2.9. Install the Administrative Web Interface¶
A very basic administrative web interface is included with this release, which will let you see the status of the BigDAWG cluster of databases, start and stop containers, and view the Catalog objects table.
You can view a video demonstration here
2.9.1. Requirements:¶
You will need pip to install the python dependencies.
This interface has been tested with python versions 2.7.10, 2.7.11, and 3.5.2.
2.9.2. Installation instructions:¶
Note
If running on Mac or Windows, run the UI in a Docker Quickstart Terminal because Docker commands must be accessible by the Flask app.
Change directory to the “admin_ui” directory of the project root.

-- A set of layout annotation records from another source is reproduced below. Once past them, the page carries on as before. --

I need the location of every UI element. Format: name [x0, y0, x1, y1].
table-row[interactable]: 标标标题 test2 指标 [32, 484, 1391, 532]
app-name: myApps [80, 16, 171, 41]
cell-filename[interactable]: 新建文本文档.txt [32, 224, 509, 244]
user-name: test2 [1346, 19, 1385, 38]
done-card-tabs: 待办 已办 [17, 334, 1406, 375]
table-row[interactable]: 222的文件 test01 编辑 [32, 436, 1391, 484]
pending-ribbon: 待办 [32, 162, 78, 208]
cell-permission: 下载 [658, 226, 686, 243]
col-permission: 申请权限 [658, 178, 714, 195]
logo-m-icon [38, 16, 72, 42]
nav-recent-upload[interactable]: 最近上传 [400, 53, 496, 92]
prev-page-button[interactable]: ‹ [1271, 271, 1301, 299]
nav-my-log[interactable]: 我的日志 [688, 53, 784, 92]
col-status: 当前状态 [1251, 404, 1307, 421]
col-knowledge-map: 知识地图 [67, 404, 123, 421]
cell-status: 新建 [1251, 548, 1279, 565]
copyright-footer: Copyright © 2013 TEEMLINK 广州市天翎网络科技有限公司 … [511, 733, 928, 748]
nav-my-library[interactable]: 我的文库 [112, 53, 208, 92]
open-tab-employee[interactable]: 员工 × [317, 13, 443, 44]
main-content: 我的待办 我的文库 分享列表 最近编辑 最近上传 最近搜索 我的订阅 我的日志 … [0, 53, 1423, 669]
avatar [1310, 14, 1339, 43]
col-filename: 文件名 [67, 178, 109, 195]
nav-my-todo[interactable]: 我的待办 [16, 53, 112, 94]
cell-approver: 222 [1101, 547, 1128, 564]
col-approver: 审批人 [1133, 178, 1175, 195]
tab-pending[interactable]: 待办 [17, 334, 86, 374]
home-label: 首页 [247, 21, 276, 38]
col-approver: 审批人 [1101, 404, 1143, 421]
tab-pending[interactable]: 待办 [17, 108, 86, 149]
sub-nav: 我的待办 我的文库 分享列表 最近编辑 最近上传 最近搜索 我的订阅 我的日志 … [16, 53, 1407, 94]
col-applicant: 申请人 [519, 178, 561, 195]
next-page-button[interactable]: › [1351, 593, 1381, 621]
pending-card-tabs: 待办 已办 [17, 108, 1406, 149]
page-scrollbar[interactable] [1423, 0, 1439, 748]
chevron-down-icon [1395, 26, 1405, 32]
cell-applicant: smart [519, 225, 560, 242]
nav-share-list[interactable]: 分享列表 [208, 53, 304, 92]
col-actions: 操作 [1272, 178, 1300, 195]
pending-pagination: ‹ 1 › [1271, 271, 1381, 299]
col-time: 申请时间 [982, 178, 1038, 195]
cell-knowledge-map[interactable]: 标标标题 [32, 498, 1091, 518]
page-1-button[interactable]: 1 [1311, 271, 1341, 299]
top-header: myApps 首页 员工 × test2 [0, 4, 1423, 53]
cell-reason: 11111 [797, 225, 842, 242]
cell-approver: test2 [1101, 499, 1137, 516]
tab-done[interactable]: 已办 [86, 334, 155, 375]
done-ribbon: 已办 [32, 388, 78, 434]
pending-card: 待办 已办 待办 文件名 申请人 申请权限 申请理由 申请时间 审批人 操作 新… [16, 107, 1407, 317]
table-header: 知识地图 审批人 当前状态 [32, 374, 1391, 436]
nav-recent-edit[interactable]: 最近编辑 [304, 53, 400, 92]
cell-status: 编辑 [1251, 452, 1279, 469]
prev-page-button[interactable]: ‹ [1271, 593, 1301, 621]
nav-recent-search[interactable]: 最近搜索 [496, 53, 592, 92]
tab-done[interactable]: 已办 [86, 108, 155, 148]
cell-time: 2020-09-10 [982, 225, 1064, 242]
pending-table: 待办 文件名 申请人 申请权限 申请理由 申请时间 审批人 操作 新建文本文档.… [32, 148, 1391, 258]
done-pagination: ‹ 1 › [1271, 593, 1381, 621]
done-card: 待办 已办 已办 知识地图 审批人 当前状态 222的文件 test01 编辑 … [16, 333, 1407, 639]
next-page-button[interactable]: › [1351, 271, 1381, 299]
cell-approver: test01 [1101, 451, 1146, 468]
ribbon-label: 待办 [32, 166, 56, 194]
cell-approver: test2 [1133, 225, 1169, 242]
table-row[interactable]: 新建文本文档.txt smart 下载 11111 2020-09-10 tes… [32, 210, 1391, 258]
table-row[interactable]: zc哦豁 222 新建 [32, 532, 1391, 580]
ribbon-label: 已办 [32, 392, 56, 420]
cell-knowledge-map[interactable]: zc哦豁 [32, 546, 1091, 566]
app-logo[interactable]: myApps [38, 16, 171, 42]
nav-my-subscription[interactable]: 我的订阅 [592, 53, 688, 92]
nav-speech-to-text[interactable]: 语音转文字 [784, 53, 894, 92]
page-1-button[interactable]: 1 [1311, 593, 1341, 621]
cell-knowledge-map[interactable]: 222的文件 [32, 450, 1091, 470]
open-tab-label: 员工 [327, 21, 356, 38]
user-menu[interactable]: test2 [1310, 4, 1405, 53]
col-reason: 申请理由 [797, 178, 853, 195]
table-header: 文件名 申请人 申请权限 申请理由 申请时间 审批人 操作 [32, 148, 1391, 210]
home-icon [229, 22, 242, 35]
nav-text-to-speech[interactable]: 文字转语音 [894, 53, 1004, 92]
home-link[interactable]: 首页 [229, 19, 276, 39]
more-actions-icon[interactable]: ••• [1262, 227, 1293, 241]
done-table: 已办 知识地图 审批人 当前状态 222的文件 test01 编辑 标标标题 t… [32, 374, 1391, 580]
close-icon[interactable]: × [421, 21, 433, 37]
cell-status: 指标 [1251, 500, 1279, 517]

Install the python requirements with pip:
pip install -r requirements.txt
Edit the text file “catalog_config.txt” and configure the following credentials to connect to the Catalog database:
database=bigdawg_catalog
user=pguser
password=test
host=192.168.99.100
port=5400
Run the server with:
export FLASK_APP=app.py
flask run --host=0.0.0.0
The output will specify the local host and IP:
$ flask run --host=0.0.0.0
> * Serving Flask app "app"
> * Running on http://127.0.0.1:5000/ (Press CTRL+C to quit)
Navigate to the address shown above in a web browser and it will display the web interface.
See usage instructions in the administration section.